The infamous ’69 that Stars in your kid’s favorite video game is as real as it gets.
Picture this: You’re a racer, which means you’re a control freak, yet you agree to ride shotgun in a high-powered, ungodly expensive ’69 Mustang that’s rocketing at triple-digit speeds toward a sweeping, 180-degree turn designed for airplanes taxiing at 5 mph, and the driver isn’t braking. You’re waiting for it, but it just isn’t happening. Deeper, deeper. The unmuffled exhaust is wailing, and the digital tachometer rips past 7,000 rpm as the car accelerates hard in Fourth gear. You are way past the point of no return, where mortal men would’ve already downshifted, smoked the brakes, or just bailed out the door and eaten asphalt. Just as you’re about to scream like a little girl and punch the jackass behind the wheel to wake him from his daze, he grabs a handful of E-brake and pitches the ‘Stang completely sideways, shuffling his hands and feet faster than you thought possible, and accelerates through the corner instead of safely slowing down.
Asphalt and rubber debris fly off the front tire through the open window, smacking you square in the helmet, and you can’t help but imagine the muscle car violently landing on its lid after the tires grab a rut during this aggressive sideways slam-dance. But the gut-wrenching flip never materializes. The ’69 just keeps on power sliding around the turn, leaving a smoke trail that John Force would be proud of, and exiting the corner nearly as fast as it entered. This was our introduction to drifting and to a car that darts between classic, custom, and import styles.
Vaughn Gittin Jr. had only seen that corner once before. He spent maybe 90 seconds warming up the Falken Azenis tires and didn’t hesitate when negotiating the dead end of that airport taxiway. Now that’s confidence. Confidence in his equipment and in his ability to control a car that is altogether too nice for this sort of mayhem. And that’s what drifting looks like to a newbie. Pure, unadulterated mayhem. From the outside looking in this is about loose cars doing burnouts in parking lots. Wrong. This sport is less Furious and more Bullitt than you’d think, and it’s gone mainstream with the Formula Drift Series, which Jr. owned in 2010 as its champion.
Forget all that. Let’s talk about the car. It’s badass, and you might never get a ride in person, but you can drive Jr. ‘s ’69, which is called the RTR-X (Read To Rock-X), in the new Need for Speed Shift 2 Unleashed video game. It’s way close to the real thing. The real thing is not a poseur, faux-touring trailer queen with an identity crisis, either. Jr. earns a living competing in drift racing events and built the RTR-X to lure suckers like us into the seat and into his world. It works both mechanically and psychologically. Even if you hate the neon-green accents and fender flares, one ride will make you question your car’s performance and start looking at this one for inspiration.

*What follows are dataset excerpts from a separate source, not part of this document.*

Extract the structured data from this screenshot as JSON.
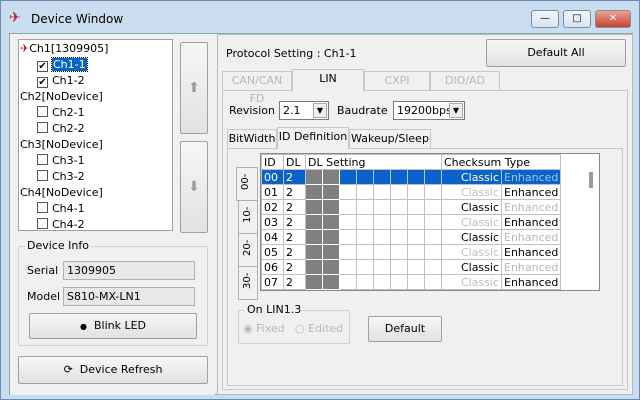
{
  "window": {
    "title": "Device Window",
    "minimize": "—",
    "maximize": "□",
    "close": "✕"
  },
  "tree": [
    {
      "label": "Ch1[1309905]",
      "children": [
        {
          "label": "Ch1-1",
          "checked": true,
          "selected": true
        },
        {
          "label": "Ch1-2",
          "checked": true
        }
      ]
    },
    {
      "label": "Ch2[NoDevice]",
      "children": [
        {
          "label": "Ch2-1",
          "checked": false
        },
        {
          "label": "Ch2-2",
          "checked": false
        }
      ]
    },
    {
      "label": "Ch3[NoDevice]",
      "children": [
        {
          "label": "Ch3-1",
          "checked": false
        },
        {
          "label": "Ch3-2",
          "checked": false
        }
      ]
    },
    {
      "label": "Ch4[NoDevice]",
      "children": [
        {
          "label": "Ch4-1",
          "checked": false
        },
        {
          "label": "Ch4-2",
          "checked": false
        }
      ]
    }
  ],
  "device_info": {
    "title": "Device Info",
    "serial_label": "Serial",
    "serial": "1309905",
    "model_label": "Model",
    "model": "S810-MX-LN1",
    "blink_label": "Blink LED"
  },
  "device_refresh": "Device Refresh",
  "protocol": {
    "label": "Protocol Setting : Ch1-1",
    "default_all": "Default All",
    "tabs": [
      {
        "label": "CAN/CAN FD",
        "enabled": false
      },
      {
        "label": "LIN",
        "active": true
      },
      {
        "label": "CXPI",
        "enabled": false
      },
      {
        "label": "DIO/AD",
        "enabled": false
      }
    ]
  },
  "lin": {
    "revision_label": "Revision",
    "revision": "2.1",
    "baudrate_label": "Baudrate",
    "baudrate": "19200bps",
    "subtabs": [
      "BitWidth",
      "ID Definition",
      "Wakeup/Sleep"
    ],
    "active_subtab": "ID Definition",
    "page_tabs": [
      "00-",
      "10-",
      "20-",
      "30-"
    ],
    "table": {
      "headers": [
        "ID",
        "DL",
        "DL Setting",
        "Checksum Type"
      ],
      "classic": "Classic",
      "enhanced": "Enhanced",
      "rows": [
        {
          "id": "00",
          "dl": "2",
          "checksum": "Classic",
          "selected": true
        },
        {
          "id": "01",
          "dl": "2",
          "checksum": "Enhanced"
        },
        {
          "id": "02",
          "dl": "2",
          "checksum": "Classic"
        },
        {
          "id": "03",
          "dl": "2",
          "checksum": "Enhanced"
        },
        {
          "id": "04",
          "dl": "2",
          "checksum": "Classic"
        },
        {
          "id": "05",
          "dl": "2",
          "checksum": "Enhanced"
        },
        {
          "id": "06",
          "dl": "2",
          "checksum": "Classic"
        },
        {
          "id": "07",
          "dl": "2",
          "checksum": "Enhanced"
        }
      ]
    },
    "on_lin13": {
      "title": "On LIN1.3",
      "fixed": "Fixed",
      "edited": "Edited"
    },
    "default": "Default"
  }
}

The chassis and coilover suspension are dialed for high-speed maneuverability and massive amounts of grip. The powertrain is a high-revving combination of Kinsler-injected Coyote crate engine power mated to a six-speed from a Boss 302R1. It flat-out rips, but the real fun comes from an Art Morrison front clip that delivers 50-plus degrees of steering angle and dual-caliper rear brakes that work independently to initiate the sideways action. The performance level will impress even the most jaded open track-day hero.
The aesthetics are pretty good, too, if you can wrap your dome around Dearborn metal ramrodded with European styling and a side of Asian flavor. Rather than cut up a classic, a Dynacorn reproduction body was massaged with traditional lead filler instead of plastic, and steel was used to create the rear spoiler and NACA ducts. The heavily modified sheetmetal is dead straight and covered in show-quality graphics that were picked via an Internet forum (SpeedHunters.com) fan survey. It’s a high-end piece that most owners would cringe at the thought of wheeling in anger. Not Jr.
We witnessed him hammer the RTR-X with unrelenting force in the worst possible place for a car with a show-quality shell. Jr. drifted it at a defunct airfield, which hasn’t seen the good side of a street sweeper in years. It’s potholed, rutted, and covered in more loose rubble than the parking lot of the Boar’s Nest. In short, it’s hard on cars that are driven delicately, let alone ones pitched sideways with the tires hucking rocks at the quarter-panels. Love it or hate it, but you’ve got to respect a car that is driven like that.